The ash-browed spinetail is 14 to 15 cm long and weighs 14 to 21 g. The sexes have the same plumage. Adults of the nominate subspecies have a supercilium that varies from bold whitish to obscure dingy gray. The rest of their face is dull brownish with some pale streaks on the ear coverts. Their forehead is brown with some reddish chestnut, their crown reddish chestnut, and their back rich brown that becomes increasingly reddish by the uppertail coverts. Their wings are reddish chestnut; their flight feathers are slightly paler with dark fuscous tips. Their tail is dark reddish chestnut; it is graduated and the feathers sometimes lack barbs on their tips. Their chin is very pale brownish gray, their throat browner with light streaking, and their underparts dull browish with slightily richer brown flanks. Their iris is chestnut to brown, their maxilla dark brown to blackish, their mandible pinkish (usually with a dark tip), and their legs and feet olive-greenish to mustard-yellow. Juveniles have a strong supercilium, a mostly brown crown with some chestnut, and ochraceous rufous underparts. Subspecies C. c. cisandina has darker and more chestnut crown, wings, and tail than the nominate, and also a darker brown back and darker grayish tones on the underparts. C. c. debilis is similar to cisandina but overall paler with a chestnut forehead.

==Distribution and habitat==

The nominate subspecies of the ash-browed spinetail is the northernmost. It is found on the west slope of Colombia's Eastern Andes between the departments of Santander and Huila. Subspecies C. c. cisandina is found on the eastern slope of the Andes from Caquetá Department in Colombia south through eastern Ecuador and into Peru at least as far as the Department of Cuzco. C. c. debilis is found from Peru's departments of Ayacucho and Cuzco south to Santa Cruz Department in Bolivia.

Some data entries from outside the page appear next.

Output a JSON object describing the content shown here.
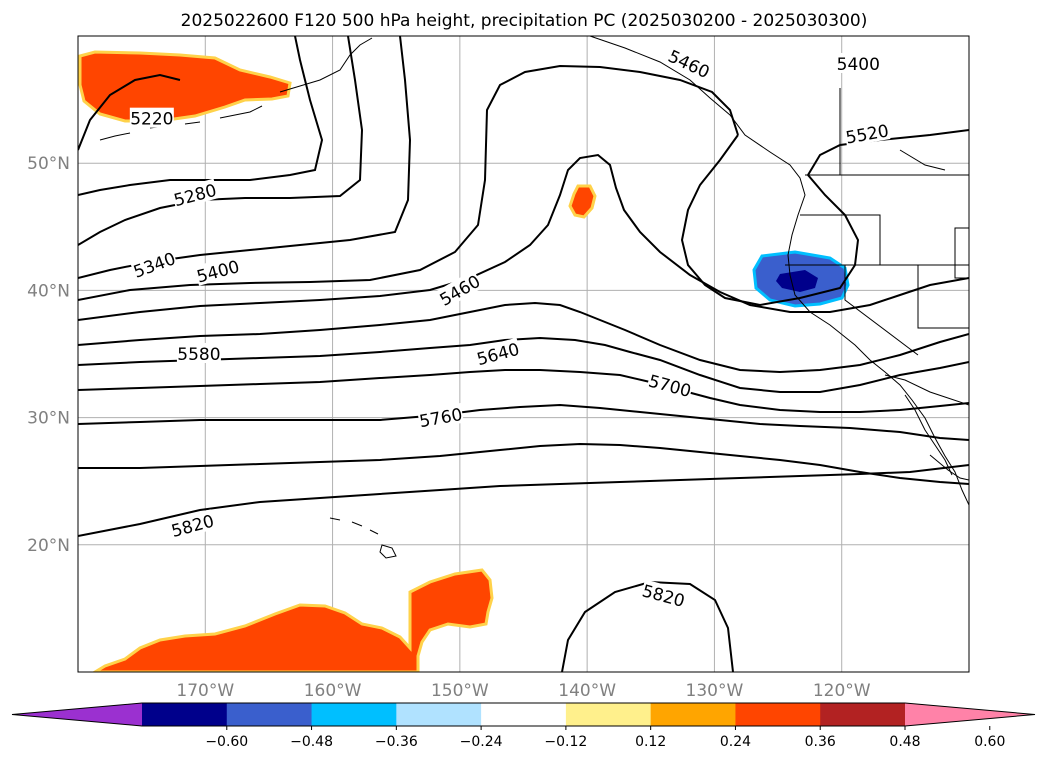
{
  "title": "2025022600 F120 500 hPa height, precipitation PC (2025030200 - 2025030300)",
  "map": {
    "projection": "equirectangular",
    "lon_range": [
      -180,
      -110
    ],
    "lat_range": [
      10,
      60
    ],
    "gridlines": true,
    "lat_ticks": [
      {
        "value": 50,
        "label": "50°N"
      },
      {
        "value": 40,
        "label": "40°N"
      },
      {
        "value": 30,
        "label": "30°N"
      },
      {
        "value": 20,
        "label": "20°N"
      }
    ],
    "lon_ticks": [
      {
        "value": -170,
        "label": "170°W"
      },
      {
        "value": -160,
        "label": "160°W"
      },
      {
        "value": -150,
        "label": "150°W"
      },
      {
        "value": -140,
        "label": "140°W"
      },
      {
        "value": -130,
        "label": "130°W"
      },
      {
        "value": -120,
        "label": "120°W"
      }
    ]
  },
  "contour_labels": [
    {
      "text": "5220",
      "lon": -174.2,
      "lat": 53.5,
      "angle": 0
    },
    {
      "text": "5280",
      "lon": -170.8,
      "lat": 47.5,
      "angle": -15
    },
    {
      "text": "5340",
      "lon": -174.0,
      "lat": 42.0,
      "angle": -20
    },
    {
      "text": "5400",
      "lon": -169.0,
      "lat": 41.5,
      "angle": -15
    },
    {
      "text": "5460",
      "lon": -150.0,
      "lat": 40.0,
      "angle": -30
    },
    {
      "text": "5580",
      "lon": -170.5,
      "lat": 35.0,
      "angle": 0
    },
    {
      "text": "5640",
      "lon": -147.0,
      "lat": 35.0,
      "angle": -15
    },
    {
      "text": "5700",
      "lon": -133.5,
      "lat": 32.5,
      "angle": 15
    },
    {
      "text": "5760",
      "lon": -151.5,
      "lat": 30.0,
      "angle": -10
    },
    {
      "text": "5820",
      "lon": -171.0,
      "lat": 21.5,
      "angle": -15
    },
    {
      "text": "5820",
      "lon": -134.0,
      "lat": 16.0,
      "angle": 15
    },
    {
      "text": "5460",
      "lon": -132.0,
      "lat": 57.8,
      "angle": 25
    },
    {
      "text": "5400",
      "lon": -118.7,
      "lat": 57.8,
      "angle": 0
    },
    {
      "text": "5520",
      "lon": -118.0,
      "lat": 52.3,
      "angle": -10
    }
  ],
  "colorbar": {
    "tick_labels": [
      "−0.60",
      "−0.48",
      "−0.36",
      "−0.24",
      "−0.12",
      "0.12",
      "0.24",
      "0.36",
      "0.48",
      "0.60"
    ],
    "tick_values": [
      -0.6,
      -0.48,
      -0.36,
      -0.24,
      -0.12,
      0.12,
      0.24,
      0.36,
      0.48,
      0.6
    ],
    "min_color": "#9b30d0",
    "max_color": "#ff82a8",
    "colors": [
      "#00008b",
      "#3a5fcd",
      "#00bfff",
      "#b0e2ff",
      "#ffffff",
      "#fff08c",
      "#ffa500",
      "#ff4500",
      "#b22222"
    ],
    "extend": "both"
  }
}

The ash-browed spinetail inhabits humid foothill and lower subtropical forest and montane evergreen forest. In elevation it ranges between 800 and 2300 m in Colombia and mostly between 900 and 1700 m in Ecuador, Peru, and Bolivia. It occurs locally as low as 650 m and as high as 2500 m.

==Behavior==
===Movement===

The ash-browed spinetail is a year-round resident throughout its range.

===Feeding===

The ash-browed spinetail feeds on arthropods. It forages singly and in pairs and usually as part of a mixed-species feeding flock. It usually feeds from the forest's middle levels to its subcanopy. It acrobatically probes for and gleans prey from bark, moss, epiphytes, dead leaves, and debris while hitching along small branches, sometimes hanging upside down.

===Breeding===

Essentially nothing is known about the ash-browed spinetail's breeding biology. One fledgling was seen in March in northern Ecuador.

===Vocalization===

The ash-browed spinetail's song has variously been described as "a high-pitched, accelerating, descending and fading series of shrill notes with bouncing-ball rhythm", a "fast, accelerating, but fading trill", and "a fast and sprightly series of shrill notes that usually ends in a trill and fades in intensity".

==Status==

The IUCN originally assessed the ash-browed spinetail as being of Least Concern, then in 2012 as Vulnerable, and then in 2021 again as of Least Concern. It has a very large range and an unknown population size that is believed to be decreasing. "The primary threat to this species is accelerating deforestation as forests within the range are converted for ranching and farming." It is considered uncommon to fairly common. It is thought to be susceptible to forest fragmentation, but occurs in many protected areas both governmental and private.